Saturday, March 04, 2006


Interesting New York Times article about Vermon, one of the most beautiful states in America and one of the most contrarian:

The article discusses the somewhat bizzarre combination of factors that are causing major problems for the state. It is a very popular retirement desitination and "flatlanders" (non-Vermonters) have been bidding up the price of real estate making it unaffordable for Vermonters. It is difficult to expand businesses because of a lack of labor and little land. (Vermont literally means "Green Mountain" and it is indeed almost totally mountainous.") It is the one state in America with no large cities at all. And it is losing people.

Continuing the thread about immigration, there is a surprising quote from the state's governor, a Republican. He isn't too worried about illegal immigration:

'The worker shortage recently forced Mr. Douglas to say he would not drive out illegal immigrants working on Vermont's dairy farms.

"I respect the laws of the United States, of course," Mr. Douglas said. "But the cows have to be milked."'

Not mentioned in the article is the rather un-diverse population. The 2000 census reported that the population was 96% non-Hispanic white, larger than any other state. There is not a single kosher restaurant in the entire state; the only Orthodox synagogue is a Chabad house in Burlington. Writing from a county that is 15% non-Hispanic white, with over a dozen places to get kosher food and over a dozen Orthodox synagogues, Vermont seems like another world to me.

Yet I have to say that I love Vermont. I visit there often. It is beautiful. It is a great place to hike in the summer and ski in the winter. The people are friendly.

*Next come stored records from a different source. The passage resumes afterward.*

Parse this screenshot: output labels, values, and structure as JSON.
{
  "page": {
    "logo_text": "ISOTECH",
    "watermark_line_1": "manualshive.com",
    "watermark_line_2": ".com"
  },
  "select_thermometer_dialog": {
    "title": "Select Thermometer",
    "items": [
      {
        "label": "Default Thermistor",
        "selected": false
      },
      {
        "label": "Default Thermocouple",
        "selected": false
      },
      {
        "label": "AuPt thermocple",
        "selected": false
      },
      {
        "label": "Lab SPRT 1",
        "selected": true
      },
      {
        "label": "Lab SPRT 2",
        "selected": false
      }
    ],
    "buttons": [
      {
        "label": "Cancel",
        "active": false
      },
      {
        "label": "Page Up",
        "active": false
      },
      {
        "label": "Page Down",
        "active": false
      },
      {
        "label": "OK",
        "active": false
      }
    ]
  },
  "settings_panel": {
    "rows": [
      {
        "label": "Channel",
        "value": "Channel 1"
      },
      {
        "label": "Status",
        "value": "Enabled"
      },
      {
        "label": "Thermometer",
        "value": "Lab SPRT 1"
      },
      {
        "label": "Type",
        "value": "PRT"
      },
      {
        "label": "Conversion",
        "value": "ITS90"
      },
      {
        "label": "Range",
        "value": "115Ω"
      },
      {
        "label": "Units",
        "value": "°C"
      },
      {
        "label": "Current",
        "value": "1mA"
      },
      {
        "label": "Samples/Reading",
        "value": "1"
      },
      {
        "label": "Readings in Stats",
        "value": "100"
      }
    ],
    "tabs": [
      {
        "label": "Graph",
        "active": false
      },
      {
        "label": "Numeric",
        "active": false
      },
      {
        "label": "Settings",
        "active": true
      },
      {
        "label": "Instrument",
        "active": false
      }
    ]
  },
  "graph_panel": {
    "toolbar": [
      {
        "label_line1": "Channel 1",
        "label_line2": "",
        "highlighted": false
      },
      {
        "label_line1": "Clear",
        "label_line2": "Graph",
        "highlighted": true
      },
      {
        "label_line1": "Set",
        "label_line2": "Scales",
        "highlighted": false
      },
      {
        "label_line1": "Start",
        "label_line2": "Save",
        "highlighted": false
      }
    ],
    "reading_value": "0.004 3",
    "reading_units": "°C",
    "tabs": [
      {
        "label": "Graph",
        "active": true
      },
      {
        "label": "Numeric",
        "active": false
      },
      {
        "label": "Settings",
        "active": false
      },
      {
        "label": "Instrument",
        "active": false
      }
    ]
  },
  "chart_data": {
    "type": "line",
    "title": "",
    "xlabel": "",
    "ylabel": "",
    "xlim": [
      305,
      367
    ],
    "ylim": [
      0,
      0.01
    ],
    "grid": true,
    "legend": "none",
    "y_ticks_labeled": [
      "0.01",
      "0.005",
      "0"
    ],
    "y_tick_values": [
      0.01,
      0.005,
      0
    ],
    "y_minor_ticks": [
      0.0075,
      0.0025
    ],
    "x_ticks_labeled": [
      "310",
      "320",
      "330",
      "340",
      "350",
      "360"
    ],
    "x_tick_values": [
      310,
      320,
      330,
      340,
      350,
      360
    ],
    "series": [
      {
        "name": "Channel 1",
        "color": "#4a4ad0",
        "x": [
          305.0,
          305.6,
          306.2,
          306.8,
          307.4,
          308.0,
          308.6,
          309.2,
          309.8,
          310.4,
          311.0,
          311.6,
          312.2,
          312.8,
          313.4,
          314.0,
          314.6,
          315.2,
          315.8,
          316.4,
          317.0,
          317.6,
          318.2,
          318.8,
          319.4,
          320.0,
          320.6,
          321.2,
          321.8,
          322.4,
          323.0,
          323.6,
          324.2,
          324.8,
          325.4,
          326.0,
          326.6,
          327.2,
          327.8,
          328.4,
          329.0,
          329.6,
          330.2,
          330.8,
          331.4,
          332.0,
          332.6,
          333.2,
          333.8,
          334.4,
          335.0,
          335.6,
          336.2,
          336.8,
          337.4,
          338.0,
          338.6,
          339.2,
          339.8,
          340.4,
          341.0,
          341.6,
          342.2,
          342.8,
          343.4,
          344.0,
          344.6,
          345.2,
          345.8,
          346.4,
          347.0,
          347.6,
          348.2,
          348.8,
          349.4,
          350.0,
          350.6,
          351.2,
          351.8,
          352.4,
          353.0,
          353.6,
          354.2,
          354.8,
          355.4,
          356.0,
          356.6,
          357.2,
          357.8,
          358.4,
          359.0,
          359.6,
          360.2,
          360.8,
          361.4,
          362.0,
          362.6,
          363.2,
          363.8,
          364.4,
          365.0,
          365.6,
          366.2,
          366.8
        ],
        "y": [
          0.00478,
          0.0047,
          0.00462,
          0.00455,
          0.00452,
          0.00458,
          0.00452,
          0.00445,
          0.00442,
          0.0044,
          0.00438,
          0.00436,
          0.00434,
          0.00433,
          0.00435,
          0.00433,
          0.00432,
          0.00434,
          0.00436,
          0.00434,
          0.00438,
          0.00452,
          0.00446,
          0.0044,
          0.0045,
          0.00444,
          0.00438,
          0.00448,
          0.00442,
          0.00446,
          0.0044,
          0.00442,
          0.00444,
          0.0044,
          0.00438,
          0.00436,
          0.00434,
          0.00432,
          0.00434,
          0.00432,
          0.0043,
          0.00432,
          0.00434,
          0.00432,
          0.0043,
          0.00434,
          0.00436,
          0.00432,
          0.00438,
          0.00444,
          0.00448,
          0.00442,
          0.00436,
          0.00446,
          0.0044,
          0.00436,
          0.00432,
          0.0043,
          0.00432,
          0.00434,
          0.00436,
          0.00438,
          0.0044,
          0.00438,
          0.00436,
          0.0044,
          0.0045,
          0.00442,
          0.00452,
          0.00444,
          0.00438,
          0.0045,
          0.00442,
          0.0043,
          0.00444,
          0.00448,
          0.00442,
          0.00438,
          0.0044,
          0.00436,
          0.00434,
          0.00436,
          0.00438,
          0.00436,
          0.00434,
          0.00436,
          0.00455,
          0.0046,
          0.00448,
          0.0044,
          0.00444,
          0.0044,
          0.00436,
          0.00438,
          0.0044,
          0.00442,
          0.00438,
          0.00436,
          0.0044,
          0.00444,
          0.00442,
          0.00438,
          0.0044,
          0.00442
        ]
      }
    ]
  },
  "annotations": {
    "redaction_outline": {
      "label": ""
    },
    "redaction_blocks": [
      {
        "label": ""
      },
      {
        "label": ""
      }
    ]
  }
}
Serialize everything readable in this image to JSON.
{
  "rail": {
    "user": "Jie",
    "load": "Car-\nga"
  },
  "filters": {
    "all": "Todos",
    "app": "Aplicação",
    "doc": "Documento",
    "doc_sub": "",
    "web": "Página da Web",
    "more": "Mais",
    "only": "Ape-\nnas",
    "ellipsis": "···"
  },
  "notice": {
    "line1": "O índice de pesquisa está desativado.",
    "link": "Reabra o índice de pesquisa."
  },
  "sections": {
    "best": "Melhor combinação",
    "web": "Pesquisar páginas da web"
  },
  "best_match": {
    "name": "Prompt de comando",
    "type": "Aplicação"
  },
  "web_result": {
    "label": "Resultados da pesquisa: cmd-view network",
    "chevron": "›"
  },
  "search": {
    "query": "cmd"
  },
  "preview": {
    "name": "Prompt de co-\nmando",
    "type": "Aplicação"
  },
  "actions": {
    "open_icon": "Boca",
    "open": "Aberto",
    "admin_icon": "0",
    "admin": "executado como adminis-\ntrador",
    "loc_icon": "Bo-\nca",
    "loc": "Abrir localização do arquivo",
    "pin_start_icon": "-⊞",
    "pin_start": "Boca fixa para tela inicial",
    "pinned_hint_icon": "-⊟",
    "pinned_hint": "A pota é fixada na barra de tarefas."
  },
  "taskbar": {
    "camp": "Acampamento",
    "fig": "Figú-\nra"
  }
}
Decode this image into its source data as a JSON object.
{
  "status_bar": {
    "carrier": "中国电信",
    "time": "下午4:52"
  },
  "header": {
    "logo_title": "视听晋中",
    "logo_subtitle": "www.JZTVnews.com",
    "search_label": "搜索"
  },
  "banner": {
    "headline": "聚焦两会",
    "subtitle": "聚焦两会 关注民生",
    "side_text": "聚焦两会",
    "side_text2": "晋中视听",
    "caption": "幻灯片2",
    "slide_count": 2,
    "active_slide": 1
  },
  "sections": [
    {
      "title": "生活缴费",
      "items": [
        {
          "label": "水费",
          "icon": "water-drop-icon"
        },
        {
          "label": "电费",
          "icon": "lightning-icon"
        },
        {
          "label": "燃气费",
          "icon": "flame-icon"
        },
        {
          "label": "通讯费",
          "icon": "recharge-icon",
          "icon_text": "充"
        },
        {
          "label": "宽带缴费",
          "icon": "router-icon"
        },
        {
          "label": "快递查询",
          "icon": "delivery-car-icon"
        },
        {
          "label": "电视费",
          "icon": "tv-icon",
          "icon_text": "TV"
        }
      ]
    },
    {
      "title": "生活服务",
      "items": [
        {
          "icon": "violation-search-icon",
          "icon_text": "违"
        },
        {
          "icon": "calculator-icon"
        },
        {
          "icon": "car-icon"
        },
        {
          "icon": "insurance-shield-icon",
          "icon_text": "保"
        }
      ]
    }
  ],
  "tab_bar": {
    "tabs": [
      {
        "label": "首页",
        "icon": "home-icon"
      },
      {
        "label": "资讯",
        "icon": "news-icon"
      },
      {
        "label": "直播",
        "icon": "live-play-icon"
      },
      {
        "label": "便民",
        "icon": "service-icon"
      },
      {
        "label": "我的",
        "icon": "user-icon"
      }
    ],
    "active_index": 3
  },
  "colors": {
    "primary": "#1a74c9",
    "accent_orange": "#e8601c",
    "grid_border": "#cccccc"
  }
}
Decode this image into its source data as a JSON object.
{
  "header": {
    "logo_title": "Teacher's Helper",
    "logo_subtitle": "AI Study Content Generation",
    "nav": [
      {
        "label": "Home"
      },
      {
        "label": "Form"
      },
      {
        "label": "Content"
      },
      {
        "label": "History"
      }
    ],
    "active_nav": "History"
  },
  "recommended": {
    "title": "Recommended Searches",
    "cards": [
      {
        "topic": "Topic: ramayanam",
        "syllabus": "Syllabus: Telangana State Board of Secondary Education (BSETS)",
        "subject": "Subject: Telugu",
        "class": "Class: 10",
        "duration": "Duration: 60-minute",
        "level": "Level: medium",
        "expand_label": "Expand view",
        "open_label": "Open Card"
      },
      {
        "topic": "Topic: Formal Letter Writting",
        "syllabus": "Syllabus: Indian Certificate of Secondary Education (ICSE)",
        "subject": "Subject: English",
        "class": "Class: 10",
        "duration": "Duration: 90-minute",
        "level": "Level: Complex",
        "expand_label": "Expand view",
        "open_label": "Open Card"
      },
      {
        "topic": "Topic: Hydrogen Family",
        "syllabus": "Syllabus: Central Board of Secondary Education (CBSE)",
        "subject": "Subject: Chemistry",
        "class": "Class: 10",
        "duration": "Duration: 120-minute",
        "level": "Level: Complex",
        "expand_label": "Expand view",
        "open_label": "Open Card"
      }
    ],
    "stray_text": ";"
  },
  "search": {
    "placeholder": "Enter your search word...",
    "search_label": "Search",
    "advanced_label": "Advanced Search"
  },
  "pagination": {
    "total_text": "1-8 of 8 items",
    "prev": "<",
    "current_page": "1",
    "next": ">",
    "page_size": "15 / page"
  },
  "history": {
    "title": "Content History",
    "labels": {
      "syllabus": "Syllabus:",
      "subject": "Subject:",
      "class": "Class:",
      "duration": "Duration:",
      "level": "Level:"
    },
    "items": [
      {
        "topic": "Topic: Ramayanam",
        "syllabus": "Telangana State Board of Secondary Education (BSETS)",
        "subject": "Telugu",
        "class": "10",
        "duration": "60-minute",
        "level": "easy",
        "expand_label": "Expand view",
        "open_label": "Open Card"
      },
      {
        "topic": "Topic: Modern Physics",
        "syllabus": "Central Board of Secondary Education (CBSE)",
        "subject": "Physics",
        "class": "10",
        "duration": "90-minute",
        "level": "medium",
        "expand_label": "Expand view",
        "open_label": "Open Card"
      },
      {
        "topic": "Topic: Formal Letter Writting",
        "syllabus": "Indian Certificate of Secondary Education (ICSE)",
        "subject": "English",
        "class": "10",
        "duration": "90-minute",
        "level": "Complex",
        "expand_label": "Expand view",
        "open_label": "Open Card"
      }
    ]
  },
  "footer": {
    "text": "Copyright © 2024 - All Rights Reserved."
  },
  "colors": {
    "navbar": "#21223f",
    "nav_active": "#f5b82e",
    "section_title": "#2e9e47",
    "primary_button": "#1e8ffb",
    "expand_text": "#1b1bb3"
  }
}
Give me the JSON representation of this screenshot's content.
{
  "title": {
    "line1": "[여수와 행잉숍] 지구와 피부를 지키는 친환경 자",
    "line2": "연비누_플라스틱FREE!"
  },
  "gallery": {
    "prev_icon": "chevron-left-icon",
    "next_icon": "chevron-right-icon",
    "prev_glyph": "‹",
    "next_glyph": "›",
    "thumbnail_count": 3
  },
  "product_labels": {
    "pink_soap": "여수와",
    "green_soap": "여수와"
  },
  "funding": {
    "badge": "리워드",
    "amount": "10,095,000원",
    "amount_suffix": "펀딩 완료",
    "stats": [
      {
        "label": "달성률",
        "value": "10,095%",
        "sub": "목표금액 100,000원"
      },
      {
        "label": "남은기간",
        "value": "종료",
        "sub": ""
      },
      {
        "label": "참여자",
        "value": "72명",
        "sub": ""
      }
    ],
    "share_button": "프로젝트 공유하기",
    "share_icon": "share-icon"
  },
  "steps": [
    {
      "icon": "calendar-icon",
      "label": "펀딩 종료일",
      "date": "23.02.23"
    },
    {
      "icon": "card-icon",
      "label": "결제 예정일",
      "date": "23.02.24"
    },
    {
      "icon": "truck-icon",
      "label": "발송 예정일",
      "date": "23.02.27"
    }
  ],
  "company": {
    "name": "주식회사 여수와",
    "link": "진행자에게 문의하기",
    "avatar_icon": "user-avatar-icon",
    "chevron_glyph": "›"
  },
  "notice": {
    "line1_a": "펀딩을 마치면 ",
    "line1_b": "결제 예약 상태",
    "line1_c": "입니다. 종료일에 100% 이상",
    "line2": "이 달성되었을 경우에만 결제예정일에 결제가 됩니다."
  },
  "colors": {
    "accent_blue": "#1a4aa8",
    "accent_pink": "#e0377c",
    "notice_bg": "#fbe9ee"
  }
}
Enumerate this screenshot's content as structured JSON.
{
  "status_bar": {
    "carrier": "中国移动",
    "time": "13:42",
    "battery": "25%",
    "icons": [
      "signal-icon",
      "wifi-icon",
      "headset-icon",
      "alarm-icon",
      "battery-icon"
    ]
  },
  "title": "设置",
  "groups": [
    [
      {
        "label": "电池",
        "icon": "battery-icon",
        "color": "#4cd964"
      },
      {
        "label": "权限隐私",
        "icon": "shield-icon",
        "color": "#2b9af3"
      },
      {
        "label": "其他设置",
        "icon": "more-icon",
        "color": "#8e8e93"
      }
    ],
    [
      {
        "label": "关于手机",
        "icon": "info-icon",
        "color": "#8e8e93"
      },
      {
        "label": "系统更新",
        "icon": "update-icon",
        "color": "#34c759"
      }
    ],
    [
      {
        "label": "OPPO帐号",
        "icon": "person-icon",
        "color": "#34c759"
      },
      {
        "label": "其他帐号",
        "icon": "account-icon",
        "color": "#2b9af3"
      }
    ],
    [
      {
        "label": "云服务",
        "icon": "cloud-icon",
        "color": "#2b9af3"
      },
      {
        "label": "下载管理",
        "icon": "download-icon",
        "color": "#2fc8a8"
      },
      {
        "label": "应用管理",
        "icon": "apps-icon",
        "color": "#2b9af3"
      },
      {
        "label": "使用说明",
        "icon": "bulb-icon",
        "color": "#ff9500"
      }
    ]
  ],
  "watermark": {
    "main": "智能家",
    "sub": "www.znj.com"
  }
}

And it has a contrarian streak I admire. You can carry a concealed handgun without a permit. (Don't try that anywhere else in the U.S.!) The state has no death penalty. Vermont sends students to private, independent (but not religious) schools at public expense. Most roads in the state are "paved" with dirt yet they are smoother than most city streets in New York. Nowwithstanding the general lack of yiddishkeit, there is a shomer shabat maple sugar farm run by Jews. (I'm not making this up!) Their congressman is a Jewish socialist. In most of the state it is not illegal to be nude in public, something confirmed by none other than the state's senior U.S. Senator, Patrick Leahy, when he was still a local prosecutor, in a rather hilarious legal opinion that is available online: (Skinnydipping in Vermont in May? I've confirmed that this memo is not a hoax. A few years after this memo, Leahy became the only Democrat Vermont has ever elected to the U.S. Senate.)

And Rabbi Eidlitz says that Vermont Maple Syrup is kosher without a hechsher:

Say, there are a bunch of towns in Vermont that had zero population in the 2000 census. (I'm not making this up!) Can we get a bunch of Jews to start a new community? We wouldn't have to fight with non-Jews over an eruv -- because there aren't any!


Blogger judah h said...

There are Orthodox Jews in Burlington and kosher options as well. My friend's in-laws live there.
Another friend's in-laws own a summer place in southern Vermont as well.

8:19 AM  
Blogger judah h said...

I forgot about the Ben and Jerry's ice cream factory, another kosher outlet for the sweet tooth.

9:35 AM  
Blogger Charlie Hall said...

I've been to the Ben and Jerry's factory!

I'm afraid if I lived near there I would gain a hundred pounds.

Judah, do you have info on the kosher options in Burlington? If I have to retract my statement on the lack of kosher restaurants I will be quite happy!

4:59 PM  
Blogger judah h said...

I will try to call my friend's in-laws and check.